Ночью я долго не мог уснуть — но не от прежней давящей тяжести, к которой притерпелся за эти недели, а от чего-то нового, тихого, чему не сразу подобрал имя.
Земля под шинелью ещё отдавала набранное за день тепло, но снизу, из самой её глуби, уже подбиралась к лопаткам та осенняя ночная сырость, от которой не уберечься никакой шинелью и которая к рассвету выстудит спину до самой кости. Рядом кто-то ровно всхрапывал во сне, чуть поодаль негромко, сквозь дрёму, переступала и пофыркивала лошадь, ещё дальше, на самом краю вытоптанного поля, вполголоса, чтоб не будить спящих, переговаривались о чём-то своём часовые, и там же изредка вспыхивал и снова притухал крохотный огонёк чьей-то цигарки. Молодое чужое тело, к которому я всё никак не мог привыкнуть и считать вполне своим, ныло в эту ночь ровно, привычно и честно — натёртыми за день ногами, ссаженными плечами, ломотой в пояснице, — и я лежал на спине, слушал эту чужую, насквозь усталую, отходящую от страшного ночь и впервые за многие дни не гнал её от себя прочь, а принимал, как принимают заслуженный отдых.
Война моя с выходом из мешка не кончилась — она только теперь и начиналась. Думал пройти мировую войну, как задачку с известным ответом, — подсмотрел в конце и спиши. Война списать не дала. Ответ-то, может, и помнился, да решать всё одно пришлось своею рукой, набело и без черновика. Память на будущее с каждым днём осыпалась, как песок сквозь пальцы: то, что месяц назад вставало перед глазами картой с именами и числами, теперь подёргивалось туманом, расплывалось, и за него уже нельзя было ухватиться, как ни тянись. Что ж. Я не больно-то и горевал по ней.

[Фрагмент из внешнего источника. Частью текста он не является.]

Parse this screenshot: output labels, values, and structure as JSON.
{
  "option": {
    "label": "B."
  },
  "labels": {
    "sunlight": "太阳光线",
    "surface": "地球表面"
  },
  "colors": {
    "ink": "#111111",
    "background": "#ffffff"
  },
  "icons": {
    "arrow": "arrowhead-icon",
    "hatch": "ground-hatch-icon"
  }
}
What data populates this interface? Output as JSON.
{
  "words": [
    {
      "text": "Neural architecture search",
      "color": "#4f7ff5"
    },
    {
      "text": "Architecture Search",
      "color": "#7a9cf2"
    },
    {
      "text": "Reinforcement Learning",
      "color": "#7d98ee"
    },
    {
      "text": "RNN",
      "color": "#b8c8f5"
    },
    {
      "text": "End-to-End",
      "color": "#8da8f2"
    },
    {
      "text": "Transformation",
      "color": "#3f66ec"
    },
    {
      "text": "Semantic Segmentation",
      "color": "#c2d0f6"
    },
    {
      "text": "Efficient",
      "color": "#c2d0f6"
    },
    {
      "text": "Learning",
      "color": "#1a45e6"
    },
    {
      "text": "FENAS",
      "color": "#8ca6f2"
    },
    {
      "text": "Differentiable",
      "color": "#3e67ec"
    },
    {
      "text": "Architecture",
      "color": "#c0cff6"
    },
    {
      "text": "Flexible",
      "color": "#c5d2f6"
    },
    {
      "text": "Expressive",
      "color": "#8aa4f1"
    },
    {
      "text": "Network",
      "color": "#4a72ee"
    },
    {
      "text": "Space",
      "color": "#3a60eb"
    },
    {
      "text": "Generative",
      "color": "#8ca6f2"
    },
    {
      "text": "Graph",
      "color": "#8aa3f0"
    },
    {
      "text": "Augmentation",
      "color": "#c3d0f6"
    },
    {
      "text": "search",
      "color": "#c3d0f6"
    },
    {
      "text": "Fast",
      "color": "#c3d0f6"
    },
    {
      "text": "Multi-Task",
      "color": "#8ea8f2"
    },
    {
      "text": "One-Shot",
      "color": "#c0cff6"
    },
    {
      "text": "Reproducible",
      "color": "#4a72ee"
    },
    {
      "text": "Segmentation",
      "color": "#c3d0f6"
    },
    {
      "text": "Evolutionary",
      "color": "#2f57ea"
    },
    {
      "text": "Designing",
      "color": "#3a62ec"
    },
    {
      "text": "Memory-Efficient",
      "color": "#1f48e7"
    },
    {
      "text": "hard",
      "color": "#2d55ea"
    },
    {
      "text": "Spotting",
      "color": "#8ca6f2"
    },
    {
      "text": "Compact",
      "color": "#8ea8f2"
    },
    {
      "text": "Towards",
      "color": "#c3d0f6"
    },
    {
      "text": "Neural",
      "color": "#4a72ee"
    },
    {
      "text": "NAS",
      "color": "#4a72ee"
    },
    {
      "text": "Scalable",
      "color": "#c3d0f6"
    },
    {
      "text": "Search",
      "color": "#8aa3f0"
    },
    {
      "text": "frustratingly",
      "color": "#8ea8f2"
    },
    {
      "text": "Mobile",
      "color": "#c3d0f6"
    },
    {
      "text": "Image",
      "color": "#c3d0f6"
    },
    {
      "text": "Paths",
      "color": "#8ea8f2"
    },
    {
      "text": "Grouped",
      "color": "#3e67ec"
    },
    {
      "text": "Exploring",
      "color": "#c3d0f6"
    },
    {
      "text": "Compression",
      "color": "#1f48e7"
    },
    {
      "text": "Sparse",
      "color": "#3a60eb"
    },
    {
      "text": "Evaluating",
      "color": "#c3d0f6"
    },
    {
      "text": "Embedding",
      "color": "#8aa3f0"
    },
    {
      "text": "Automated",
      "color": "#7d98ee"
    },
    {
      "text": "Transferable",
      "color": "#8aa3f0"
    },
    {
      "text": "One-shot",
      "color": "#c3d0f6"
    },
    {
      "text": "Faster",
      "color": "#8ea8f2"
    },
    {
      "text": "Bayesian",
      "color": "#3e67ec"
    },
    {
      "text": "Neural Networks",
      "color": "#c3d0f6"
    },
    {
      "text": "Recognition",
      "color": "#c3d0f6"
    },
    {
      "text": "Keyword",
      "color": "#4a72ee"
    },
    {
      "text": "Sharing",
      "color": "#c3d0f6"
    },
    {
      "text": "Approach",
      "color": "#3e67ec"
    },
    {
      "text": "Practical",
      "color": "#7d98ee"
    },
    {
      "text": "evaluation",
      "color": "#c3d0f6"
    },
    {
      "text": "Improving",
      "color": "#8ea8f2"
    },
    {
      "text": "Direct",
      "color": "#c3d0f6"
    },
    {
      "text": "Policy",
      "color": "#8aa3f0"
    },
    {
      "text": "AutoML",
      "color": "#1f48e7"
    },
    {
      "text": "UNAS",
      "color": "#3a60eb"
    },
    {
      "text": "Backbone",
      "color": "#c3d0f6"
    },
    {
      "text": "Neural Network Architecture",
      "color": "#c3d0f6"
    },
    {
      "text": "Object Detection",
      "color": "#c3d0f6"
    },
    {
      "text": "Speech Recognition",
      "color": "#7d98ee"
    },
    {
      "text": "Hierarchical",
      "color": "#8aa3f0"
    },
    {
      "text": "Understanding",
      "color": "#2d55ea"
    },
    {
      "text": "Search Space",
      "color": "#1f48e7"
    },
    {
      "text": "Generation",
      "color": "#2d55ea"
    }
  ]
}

Взамен оставалось то, что добыто горбом и не уйдёт никуда: люди, доверившие мне жизнь, и место, которого у меня тут поначалу не было вовсе.
Завтра поутру — к Окуневу, под его начало. Перебрать, кто из выведенных по соседним спискам застрял, у какого фельдфебеля кого выпросить, кого вытащить по бумаге, пока не разметало по эшелонам. Сорока пойдёт, это ясно. Зотов. А там дорога — на юг, прочь от этого политого кровью поля, к новым полкам и переправам.

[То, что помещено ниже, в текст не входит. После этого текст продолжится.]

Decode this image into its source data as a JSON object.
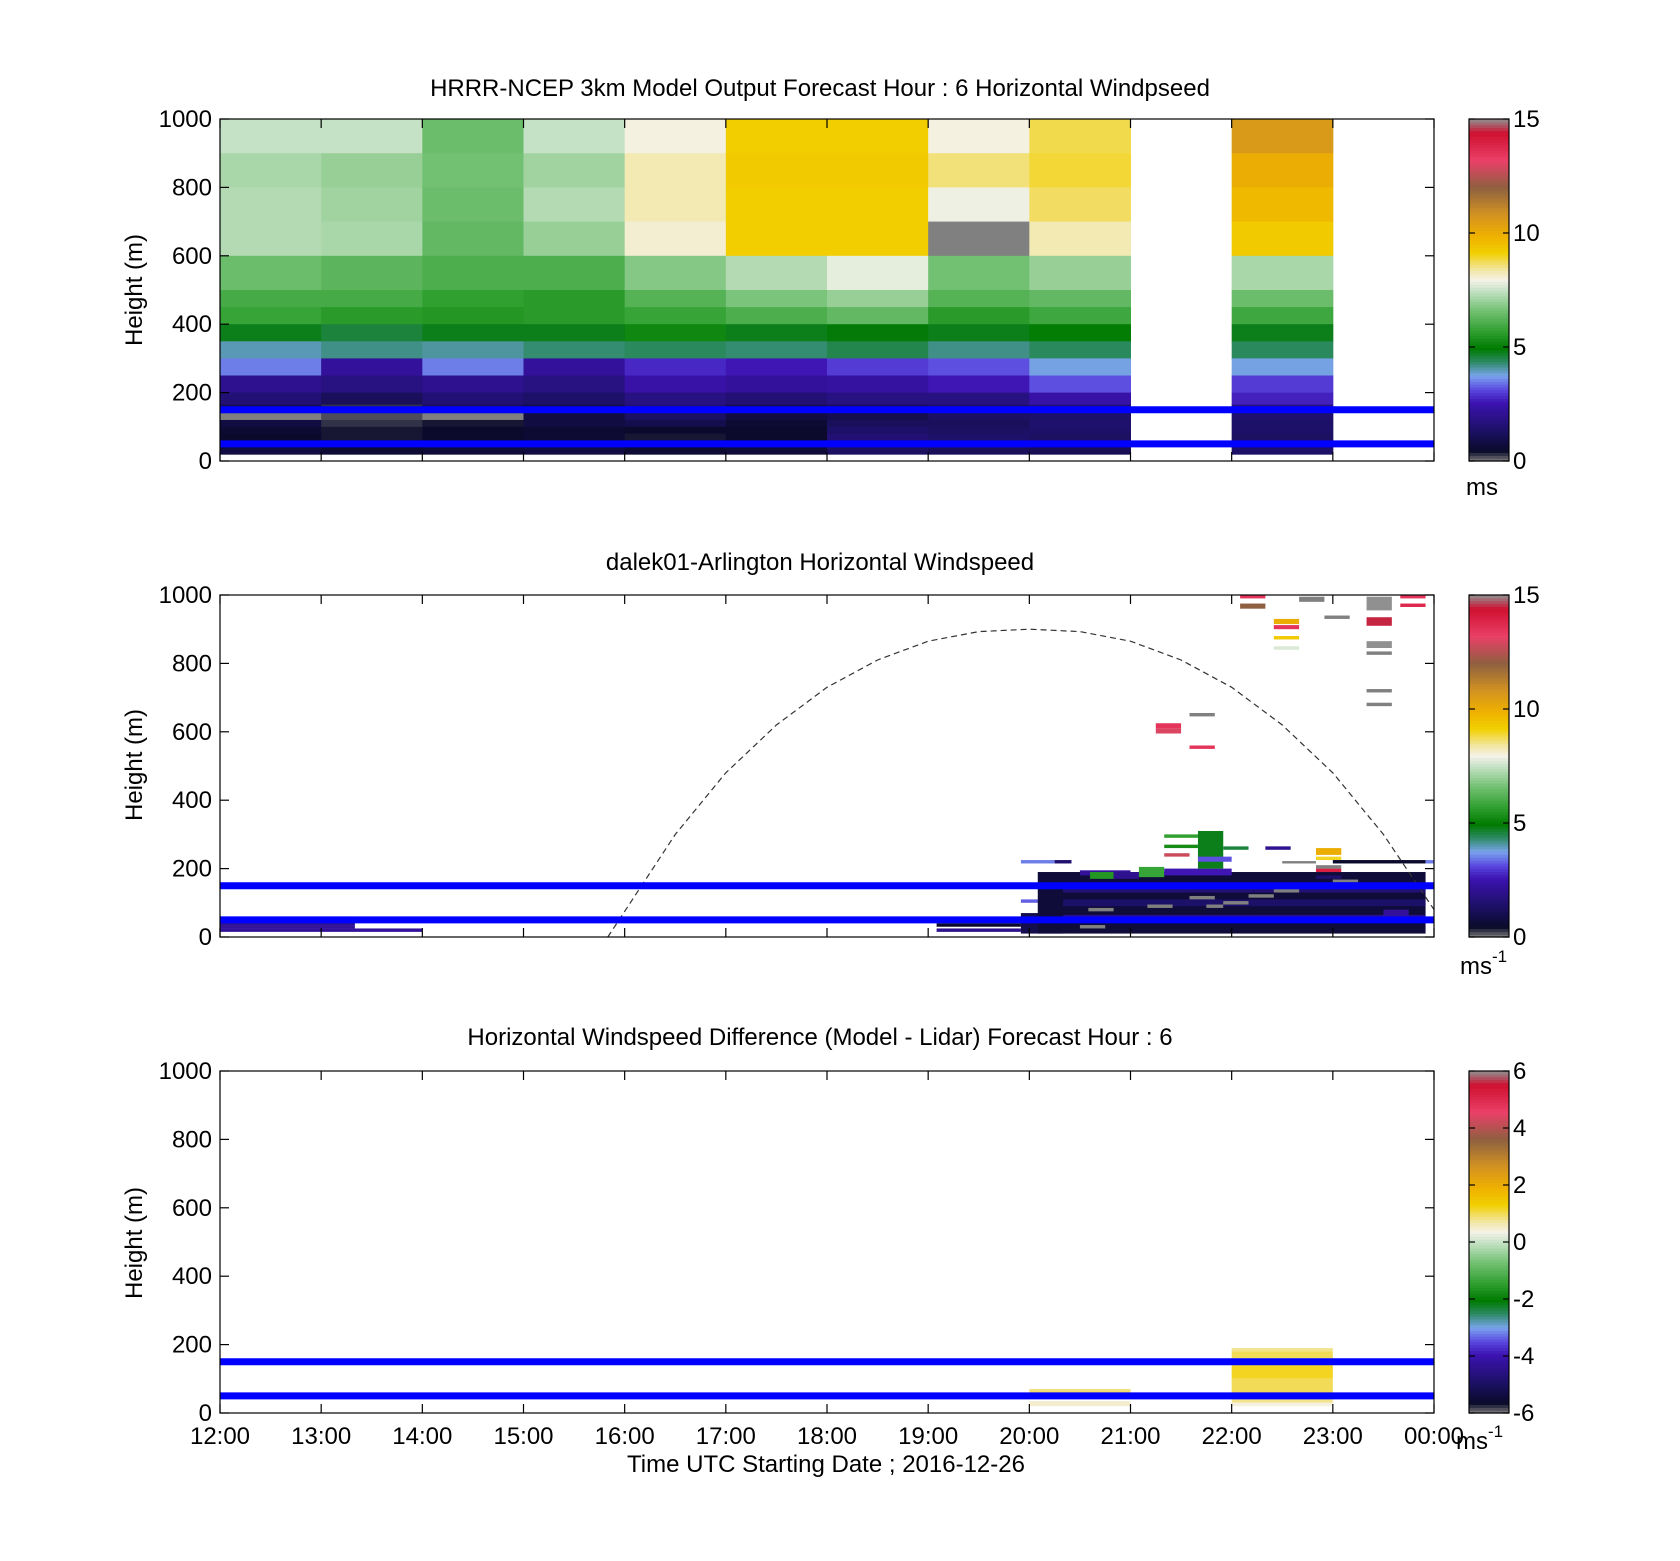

Где-то на юге, за тысячу вёрст, лежал и мой дом. Калуга. Отец с матерью, сестрёнка Лиза. На минуту я выпустил из памяти и поле, и Окунева, и Вельяминова — и увидел тёплую кухню, медный самовар, занавеску в мелкий цветочек. Дом этот достался мне с чужой памятью, как и тело, но скучал по нему я уже сам. Там не знали ещё, жив ли я, и обмирали, должно быть, над всякой газетой с убитыми и пропавшими. Им я тоже задолжал — хоть кривую строчку карандашом: жив, не поминайте лихом. Но это после. Покуда довольно было и того, что я твёрдо знал, кто я и куда иду. И оттого уснул в ту ночь крепко, как давно не спал.